親が多額の借金を残して亡くなり、子どもたちが全員相続放棄をすると、相続権は自動的に次の順位(祖父母・兄弟姉妹)へと移っていきます。この「連鎖」を知らずにいると、疎遠な親族に突然借金の督促状が届くという事態が起こり得ます。
相続放棄をすると次の順位に移る仕組み
相続放棄をした人は「最初から相続人でなかった」ものとして扱われます。第1順位(子・代襲相続人)が全員相続放棄すると、相続権は第2順位(父母等の直系尊属)に移ります。第2順位も全員放棄・死亡していれば、第3順位(兄弟姉妹、その代襲相続人である甥・姪)に移ります。この一連の流れが「連鎖」です。
注意点として、子が相続放棄をしても、その子(被相続人の孫)に相続権が移ることはありません。代襲相続は「相続人が先に死亡していた場合」に生じる制度で、相続放棄の場合には適用されないためです。
具体例:子→親→兄弟姉妹への連鎖
- 被相続人(父)に借金があり、配偶者と子2人が全員相続放棄
- 相続権は第2順位の父母(被相続人の親)に移る
- 父母も既に死亡、または相続放棄すれば、第3順位の兄弟姉妹に移る
- 兄弟姉妹が既に死亡していれば、その子(甥・姪)が代襲相続人となる
- 兄弟姉妹(代襲相続人を含む)も全員相続放棄すれば「相続人不存在」となる
次順位の相続人の熟慮期間はいつから始まるか
相続放棄の熟慮期間(3ヶ月)は「自己のために相続の開始があったことを知った時」から進行します。第2順位以降の人にとっては、先順位の相続人全員が相続放棄したことを知った時点が起算点です。疎遠な親族の場合、債権者からの督促状で初めてその事実を知ることも多く、その場合は督促状を受け取った日が起算日になります。督促状を受け取ったら、日付をメモし、書面を保管しておくことが重要です。
連鎖を放置するリスク
先順位の相続人が相続放棄をしたことを次順位の親族に伝えないと、次のようなトラブルが起こり得ます。

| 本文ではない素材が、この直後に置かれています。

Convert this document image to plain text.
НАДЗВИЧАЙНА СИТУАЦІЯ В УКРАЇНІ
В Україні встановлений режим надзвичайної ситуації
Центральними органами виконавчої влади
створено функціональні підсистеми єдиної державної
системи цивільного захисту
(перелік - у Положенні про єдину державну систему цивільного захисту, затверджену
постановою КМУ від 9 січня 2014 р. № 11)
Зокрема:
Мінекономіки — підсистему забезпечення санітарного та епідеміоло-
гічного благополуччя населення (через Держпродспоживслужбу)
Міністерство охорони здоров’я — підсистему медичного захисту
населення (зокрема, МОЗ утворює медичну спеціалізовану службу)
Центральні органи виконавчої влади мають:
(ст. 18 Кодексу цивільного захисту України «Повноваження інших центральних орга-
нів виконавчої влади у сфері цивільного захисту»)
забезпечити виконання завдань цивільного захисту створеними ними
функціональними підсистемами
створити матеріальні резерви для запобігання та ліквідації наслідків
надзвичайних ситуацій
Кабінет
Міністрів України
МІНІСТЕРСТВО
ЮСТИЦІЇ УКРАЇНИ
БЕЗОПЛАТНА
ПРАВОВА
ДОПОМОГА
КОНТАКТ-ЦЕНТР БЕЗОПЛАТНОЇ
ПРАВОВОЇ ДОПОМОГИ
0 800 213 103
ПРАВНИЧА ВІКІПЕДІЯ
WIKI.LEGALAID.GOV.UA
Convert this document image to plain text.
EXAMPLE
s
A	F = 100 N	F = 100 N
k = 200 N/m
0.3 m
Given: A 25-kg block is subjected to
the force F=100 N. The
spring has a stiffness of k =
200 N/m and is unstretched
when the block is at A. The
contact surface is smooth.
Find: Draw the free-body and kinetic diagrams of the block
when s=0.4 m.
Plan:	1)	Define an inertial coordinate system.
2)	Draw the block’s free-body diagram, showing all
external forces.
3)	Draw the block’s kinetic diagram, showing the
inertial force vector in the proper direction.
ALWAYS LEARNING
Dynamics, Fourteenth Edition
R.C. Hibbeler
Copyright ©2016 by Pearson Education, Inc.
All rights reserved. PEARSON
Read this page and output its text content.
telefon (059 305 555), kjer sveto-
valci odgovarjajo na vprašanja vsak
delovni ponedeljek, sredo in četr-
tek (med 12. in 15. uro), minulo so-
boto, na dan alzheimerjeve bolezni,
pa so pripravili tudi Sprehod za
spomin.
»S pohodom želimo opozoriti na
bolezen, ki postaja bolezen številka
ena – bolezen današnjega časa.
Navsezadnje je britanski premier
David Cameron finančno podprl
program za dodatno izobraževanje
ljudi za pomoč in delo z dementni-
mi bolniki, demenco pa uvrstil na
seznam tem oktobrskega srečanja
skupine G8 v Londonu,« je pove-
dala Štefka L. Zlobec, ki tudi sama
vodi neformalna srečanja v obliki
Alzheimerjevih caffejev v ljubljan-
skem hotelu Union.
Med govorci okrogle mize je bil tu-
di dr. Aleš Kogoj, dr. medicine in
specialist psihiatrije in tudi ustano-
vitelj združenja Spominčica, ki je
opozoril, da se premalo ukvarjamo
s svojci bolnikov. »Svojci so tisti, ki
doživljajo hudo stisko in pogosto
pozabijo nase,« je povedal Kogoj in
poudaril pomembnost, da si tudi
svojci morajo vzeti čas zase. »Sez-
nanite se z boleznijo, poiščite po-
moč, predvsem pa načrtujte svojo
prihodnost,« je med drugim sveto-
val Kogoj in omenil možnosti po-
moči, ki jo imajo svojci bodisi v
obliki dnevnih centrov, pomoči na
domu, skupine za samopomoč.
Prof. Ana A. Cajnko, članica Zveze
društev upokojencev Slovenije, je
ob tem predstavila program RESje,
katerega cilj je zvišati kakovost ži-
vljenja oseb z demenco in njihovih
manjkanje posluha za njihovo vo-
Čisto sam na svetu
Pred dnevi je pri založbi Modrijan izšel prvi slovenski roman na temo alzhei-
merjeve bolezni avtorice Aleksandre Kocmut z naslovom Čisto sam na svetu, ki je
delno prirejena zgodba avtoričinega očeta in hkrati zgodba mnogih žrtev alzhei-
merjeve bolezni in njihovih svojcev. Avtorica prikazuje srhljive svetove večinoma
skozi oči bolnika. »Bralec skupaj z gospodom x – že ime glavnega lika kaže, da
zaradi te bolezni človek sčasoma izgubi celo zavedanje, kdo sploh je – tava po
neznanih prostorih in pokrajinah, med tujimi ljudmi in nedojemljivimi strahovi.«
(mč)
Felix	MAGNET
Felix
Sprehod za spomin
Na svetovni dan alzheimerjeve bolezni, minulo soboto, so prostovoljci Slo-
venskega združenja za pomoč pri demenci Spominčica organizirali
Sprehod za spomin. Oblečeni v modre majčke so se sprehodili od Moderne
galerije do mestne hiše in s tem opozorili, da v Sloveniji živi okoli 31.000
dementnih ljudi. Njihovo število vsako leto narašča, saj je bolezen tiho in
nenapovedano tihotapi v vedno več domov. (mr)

- 知らないうちに自分が相続人になっており、督促状で初めて借金の存在を知る
- 気づかないまま熟慮期間が過ぎ、対応が遅れる(ただし起算日は「知った時」のため、実際には放棄の余地が残ることが多い)
- 相続財産(不要な空き家等)の管理義務を巡る混乱
借金を理由に相続放棄をする場合は、次順位の親族にも事前に連絡し、必要であれば同じ専門家にまとめて依頼して連鎖的に手続きを進めるのが望ましいとされています。
全員が相続放棄した場合(相続人不存在)
配偶者・第1〜第3順位の全員が相続放棄すると、法律上「相続人不存在」となります。この場合、利害関係人(債権者等)や検察官の申立てにより、家庭裁判所が「相続財産清算人」を選任し、財産の管理・清算(債権者への弁済等)を行います。残った財産があれば、特別縁故者への分与を経て、最終的に国庫に帰属します。
実務のポイント
相続放棄は個人の判断で進められますが、借金を理由とする放棄は、次順位の親族にも影響が及ぶ「連鎖」を伴います。放棄を検討する段階で、親族間の情報共有を早めに行い、可能であれば専門家に一括して相談することで、疎遠な親族が突然の督促に困惑する事態を防げます。